Thomas Lowe

Sketch of Daisy Bank, by Frank Randell from a photo, 1992. By permission of Mr and Mrs C Worth.

Thomas Lowe was one of the five gentlemen among the twenty six petitioners in 1740 who wrote to the Bishop of Chester asking for permission to pull down the town chapel because it was too small, old and decayed. The bishop approved their application and by 1742 they had built as much of the new chapel as money allowed. Thomas Lowe and Richard Martin(Alderman) were appointed by the Corporation to manage very aspect of the rebuilding of the chapel, begun in 1741. In the new chapel Thomas Lowe had a vault dug where he and his family are buried.

He left a long and detailed will and inventory. Two significant points he made were his apology to his family for not leaving them much money as he had spent it on developing and increasing the value of their home at Daisy Bank House, (Now only remembered in the name of a housing estate next to the A 34.) and, as it seems, on his collections – medals, coins, books, instruments, pictures, little toys, rings, seals with coats of arms, a pair of pistols and curiosities – “which I have been long time at great pains & expense in collecting & picking up”. However, he left his dear wife not only their home but also five houses in West Street and a share in a rented property in Richmond, Yorkshire.

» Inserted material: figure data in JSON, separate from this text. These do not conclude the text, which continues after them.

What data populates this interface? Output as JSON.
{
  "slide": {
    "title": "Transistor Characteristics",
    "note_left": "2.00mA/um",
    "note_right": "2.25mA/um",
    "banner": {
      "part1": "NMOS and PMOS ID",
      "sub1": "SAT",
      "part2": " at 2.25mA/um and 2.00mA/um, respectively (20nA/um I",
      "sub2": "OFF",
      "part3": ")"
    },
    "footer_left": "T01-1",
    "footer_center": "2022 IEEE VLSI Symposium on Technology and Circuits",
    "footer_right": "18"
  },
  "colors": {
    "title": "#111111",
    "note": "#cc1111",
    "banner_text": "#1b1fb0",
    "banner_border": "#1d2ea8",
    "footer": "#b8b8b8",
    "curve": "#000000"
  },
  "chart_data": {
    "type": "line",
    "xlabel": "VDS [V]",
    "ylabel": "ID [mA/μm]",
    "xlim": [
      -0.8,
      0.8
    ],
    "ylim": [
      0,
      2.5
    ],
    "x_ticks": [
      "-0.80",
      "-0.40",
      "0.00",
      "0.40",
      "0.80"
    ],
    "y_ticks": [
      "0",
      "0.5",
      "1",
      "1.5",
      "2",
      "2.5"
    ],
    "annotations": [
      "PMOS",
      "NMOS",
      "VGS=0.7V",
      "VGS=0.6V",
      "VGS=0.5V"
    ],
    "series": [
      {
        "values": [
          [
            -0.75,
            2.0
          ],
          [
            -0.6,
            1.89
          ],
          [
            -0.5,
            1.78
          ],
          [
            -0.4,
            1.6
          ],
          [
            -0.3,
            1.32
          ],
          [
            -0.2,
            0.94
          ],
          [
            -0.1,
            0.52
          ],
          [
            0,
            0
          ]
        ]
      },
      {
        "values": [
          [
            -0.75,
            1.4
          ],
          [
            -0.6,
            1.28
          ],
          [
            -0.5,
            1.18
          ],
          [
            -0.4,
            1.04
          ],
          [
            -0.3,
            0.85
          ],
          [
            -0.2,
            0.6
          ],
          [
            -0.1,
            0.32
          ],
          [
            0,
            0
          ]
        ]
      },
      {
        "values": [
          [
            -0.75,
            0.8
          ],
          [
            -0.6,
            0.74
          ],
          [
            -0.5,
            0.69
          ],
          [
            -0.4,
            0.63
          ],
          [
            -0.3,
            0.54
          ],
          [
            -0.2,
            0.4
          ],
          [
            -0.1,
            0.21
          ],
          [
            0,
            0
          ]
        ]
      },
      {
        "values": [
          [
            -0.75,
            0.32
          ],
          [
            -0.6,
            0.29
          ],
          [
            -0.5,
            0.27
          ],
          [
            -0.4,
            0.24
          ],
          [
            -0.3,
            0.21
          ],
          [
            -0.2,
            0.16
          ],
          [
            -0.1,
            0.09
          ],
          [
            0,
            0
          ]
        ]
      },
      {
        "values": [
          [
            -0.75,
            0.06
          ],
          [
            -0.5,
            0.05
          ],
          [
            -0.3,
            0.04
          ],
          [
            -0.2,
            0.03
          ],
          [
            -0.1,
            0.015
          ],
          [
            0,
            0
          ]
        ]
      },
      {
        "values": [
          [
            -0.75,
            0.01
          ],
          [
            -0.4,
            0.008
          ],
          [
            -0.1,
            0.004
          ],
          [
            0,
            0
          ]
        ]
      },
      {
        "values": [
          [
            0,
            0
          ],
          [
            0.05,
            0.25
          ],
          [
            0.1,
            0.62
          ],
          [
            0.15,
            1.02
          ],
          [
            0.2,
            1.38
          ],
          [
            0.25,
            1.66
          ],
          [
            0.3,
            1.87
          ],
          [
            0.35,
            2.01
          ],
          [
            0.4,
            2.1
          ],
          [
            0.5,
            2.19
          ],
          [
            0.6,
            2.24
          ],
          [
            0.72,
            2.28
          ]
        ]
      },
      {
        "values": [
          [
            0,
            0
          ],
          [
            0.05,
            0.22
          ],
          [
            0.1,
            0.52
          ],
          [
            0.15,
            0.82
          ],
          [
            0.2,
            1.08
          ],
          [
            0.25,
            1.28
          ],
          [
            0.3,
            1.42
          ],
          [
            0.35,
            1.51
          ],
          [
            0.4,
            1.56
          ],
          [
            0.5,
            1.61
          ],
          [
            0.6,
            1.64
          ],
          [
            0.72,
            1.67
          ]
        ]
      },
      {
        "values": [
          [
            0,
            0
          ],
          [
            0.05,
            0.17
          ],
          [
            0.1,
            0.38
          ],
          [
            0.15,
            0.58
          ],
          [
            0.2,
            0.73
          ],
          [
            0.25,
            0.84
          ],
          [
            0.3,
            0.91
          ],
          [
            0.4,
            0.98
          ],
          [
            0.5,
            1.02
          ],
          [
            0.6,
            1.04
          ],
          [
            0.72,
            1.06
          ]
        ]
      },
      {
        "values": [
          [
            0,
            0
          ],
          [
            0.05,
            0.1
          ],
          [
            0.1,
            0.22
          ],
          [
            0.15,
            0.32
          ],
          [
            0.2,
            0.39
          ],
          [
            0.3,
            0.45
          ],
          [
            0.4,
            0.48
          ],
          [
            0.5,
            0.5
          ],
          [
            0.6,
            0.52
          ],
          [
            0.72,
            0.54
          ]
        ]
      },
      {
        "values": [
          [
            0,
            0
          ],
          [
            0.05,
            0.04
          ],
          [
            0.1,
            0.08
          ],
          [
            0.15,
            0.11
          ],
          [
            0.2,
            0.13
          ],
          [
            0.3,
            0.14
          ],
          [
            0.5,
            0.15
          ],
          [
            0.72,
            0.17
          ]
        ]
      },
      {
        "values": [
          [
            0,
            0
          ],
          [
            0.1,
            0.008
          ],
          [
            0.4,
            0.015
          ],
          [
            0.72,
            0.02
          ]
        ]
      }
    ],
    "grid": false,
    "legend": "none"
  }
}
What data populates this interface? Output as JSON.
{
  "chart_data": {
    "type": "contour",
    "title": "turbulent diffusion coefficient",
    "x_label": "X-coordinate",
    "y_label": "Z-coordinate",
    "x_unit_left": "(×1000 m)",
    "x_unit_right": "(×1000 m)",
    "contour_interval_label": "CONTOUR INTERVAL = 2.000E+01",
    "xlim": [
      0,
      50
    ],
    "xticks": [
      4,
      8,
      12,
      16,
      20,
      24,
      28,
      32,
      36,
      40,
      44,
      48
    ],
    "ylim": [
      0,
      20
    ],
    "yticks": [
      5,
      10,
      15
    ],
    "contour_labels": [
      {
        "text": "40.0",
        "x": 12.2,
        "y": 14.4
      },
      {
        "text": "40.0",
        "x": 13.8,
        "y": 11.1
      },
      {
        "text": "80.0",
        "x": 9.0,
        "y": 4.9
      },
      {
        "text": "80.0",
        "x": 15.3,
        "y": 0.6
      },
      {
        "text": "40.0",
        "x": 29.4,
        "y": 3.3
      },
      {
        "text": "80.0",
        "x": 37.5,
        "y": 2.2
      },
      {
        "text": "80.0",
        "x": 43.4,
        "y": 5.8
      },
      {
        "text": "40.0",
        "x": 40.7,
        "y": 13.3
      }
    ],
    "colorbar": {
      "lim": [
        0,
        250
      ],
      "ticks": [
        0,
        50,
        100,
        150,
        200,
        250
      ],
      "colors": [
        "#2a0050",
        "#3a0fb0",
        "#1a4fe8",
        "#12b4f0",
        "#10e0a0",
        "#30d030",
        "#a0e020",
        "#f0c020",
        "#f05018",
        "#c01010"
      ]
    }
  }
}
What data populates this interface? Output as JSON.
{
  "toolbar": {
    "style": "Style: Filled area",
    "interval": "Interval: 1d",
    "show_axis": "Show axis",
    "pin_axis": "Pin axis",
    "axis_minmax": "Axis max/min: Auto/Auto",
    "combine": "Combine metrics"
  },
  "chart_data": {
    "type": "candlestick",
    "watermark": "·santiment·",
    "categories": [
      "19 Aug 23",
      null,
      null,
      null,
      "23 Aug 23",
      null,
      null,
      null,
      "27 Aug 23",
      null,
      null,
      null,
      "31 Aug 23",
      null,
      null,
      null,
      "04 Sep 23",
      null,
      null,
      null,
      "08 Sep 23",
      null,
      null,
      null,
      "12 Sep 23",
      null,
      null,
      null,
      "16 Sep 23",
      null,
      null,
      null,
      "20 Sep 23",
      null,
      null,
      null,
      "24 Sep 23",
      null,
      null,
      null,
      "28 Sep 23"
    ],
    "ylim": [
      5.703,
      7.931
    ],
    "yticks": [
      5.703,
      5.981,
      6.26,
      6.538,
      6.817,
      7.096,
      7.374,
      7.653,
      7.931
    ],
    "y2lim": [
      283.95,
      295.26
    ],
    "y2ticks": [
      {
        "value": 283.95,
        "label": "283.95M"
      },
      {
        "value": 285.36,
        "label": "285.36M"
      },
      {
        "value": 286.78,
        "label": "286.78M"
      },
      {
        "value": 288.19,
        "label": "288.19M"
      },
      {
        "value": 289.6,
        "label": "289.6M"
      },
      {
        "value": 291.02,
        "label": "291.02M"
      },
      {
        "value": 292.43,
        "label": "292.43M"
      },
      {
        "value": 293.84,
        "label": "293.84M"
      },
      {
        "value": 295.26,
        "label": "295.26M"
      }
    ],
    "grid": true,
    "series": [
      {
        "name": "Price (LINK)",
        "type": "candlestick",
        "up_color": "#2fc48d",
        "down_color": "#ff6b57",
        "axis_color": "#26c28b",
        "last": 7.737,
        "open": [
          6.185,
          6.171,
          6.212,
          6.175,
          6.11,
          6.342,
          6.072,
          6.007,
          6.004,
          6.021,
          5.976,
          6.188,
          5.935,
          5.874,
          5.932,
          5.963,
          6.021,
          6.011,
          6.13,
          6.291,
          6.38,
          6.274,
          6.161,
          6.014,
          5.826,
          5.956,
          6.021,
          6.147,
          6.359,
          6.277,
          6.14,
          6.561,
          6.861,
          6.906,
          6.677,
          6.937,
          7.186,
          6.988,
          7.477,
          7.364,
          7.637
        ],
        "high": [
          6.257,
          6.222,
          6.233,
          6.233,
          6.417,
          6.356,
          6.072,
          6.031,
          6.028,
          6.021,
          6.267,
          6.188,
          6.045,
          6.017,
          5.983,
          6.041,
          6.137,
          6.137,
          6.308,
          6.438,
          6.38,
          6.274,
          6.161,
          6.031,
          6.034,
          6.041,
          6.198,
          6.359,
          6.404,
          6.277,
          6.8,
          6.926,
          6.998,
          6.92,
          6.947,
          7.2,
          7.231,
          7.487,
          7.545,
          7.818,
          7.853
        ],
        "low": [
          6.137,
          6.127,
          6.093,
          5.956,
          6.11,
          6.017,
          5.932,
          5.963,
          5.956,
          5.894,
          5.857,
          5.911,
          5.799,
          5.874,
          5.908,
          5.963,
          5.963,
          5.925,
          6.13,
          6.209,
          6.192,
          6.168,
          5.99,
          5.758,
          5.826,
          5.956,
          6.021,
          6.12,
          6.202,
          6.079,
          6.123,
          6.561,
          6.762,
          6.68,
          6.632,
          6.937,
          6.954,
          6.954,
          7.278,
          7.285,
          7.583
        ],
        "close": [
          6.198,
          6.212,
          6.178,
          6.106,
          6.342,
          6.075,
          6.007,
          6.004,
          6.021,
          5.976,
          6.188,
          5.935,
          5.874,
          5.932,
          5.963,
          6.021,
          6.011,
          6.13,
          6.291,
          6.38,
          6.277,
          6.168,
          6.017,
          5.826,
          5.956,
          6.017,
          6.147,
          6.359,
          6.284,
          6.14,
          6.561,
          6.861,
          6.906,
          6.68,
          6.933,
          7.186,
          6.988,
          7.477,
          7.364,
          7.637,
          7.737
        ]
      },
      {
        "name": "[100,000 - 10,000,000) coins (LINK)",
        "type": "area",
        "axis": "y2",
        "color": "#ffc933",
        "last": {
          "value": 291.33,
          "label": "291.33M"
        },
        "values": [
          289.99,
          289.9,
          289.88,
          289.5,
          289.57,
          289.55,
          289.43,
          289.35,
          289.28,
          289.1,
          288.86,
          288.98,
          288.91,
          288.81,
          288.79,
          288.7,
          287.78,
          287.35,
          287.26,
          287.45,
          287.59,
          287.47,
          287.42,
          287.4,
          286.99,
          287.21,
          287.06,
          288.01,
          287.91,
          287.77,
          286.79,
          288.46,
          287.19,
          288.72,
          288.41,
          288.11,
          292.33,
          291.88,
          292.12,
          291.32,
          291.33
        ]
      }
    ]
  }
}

Secondly he made a clear testimony of his beliefs in his will:

“To me Christ is advantage both in Life and Death. I hope my life doth witness my religion, however let me give this testimony that I dye a true believing Protestant of the Church of England. Sincerely penetent for my Sins, comfortably assured by ffaith, That Christ Jesus has satisfied God`s Justice, and that I shall be made partaker of Eternall life. In this life I have found all worldly things but varying vanities and false joys, of by times I have had my portion. But I hope to meet with more permanent, certain and compleat hapiness now that I am going to meet my Saviour face to face.” He did not want an elaborate funeral, but a “decent” one because as he wrote “My body to the earth where it is, yet for the honour it once had as the Temple of the Holy Ghost, and the glory it shall have when it puts on Immortality.”

There is no visible monument or grave in the church for Thomas Lowe and his family. They are buried in their vault beneath the parquet flooring in the south east corner.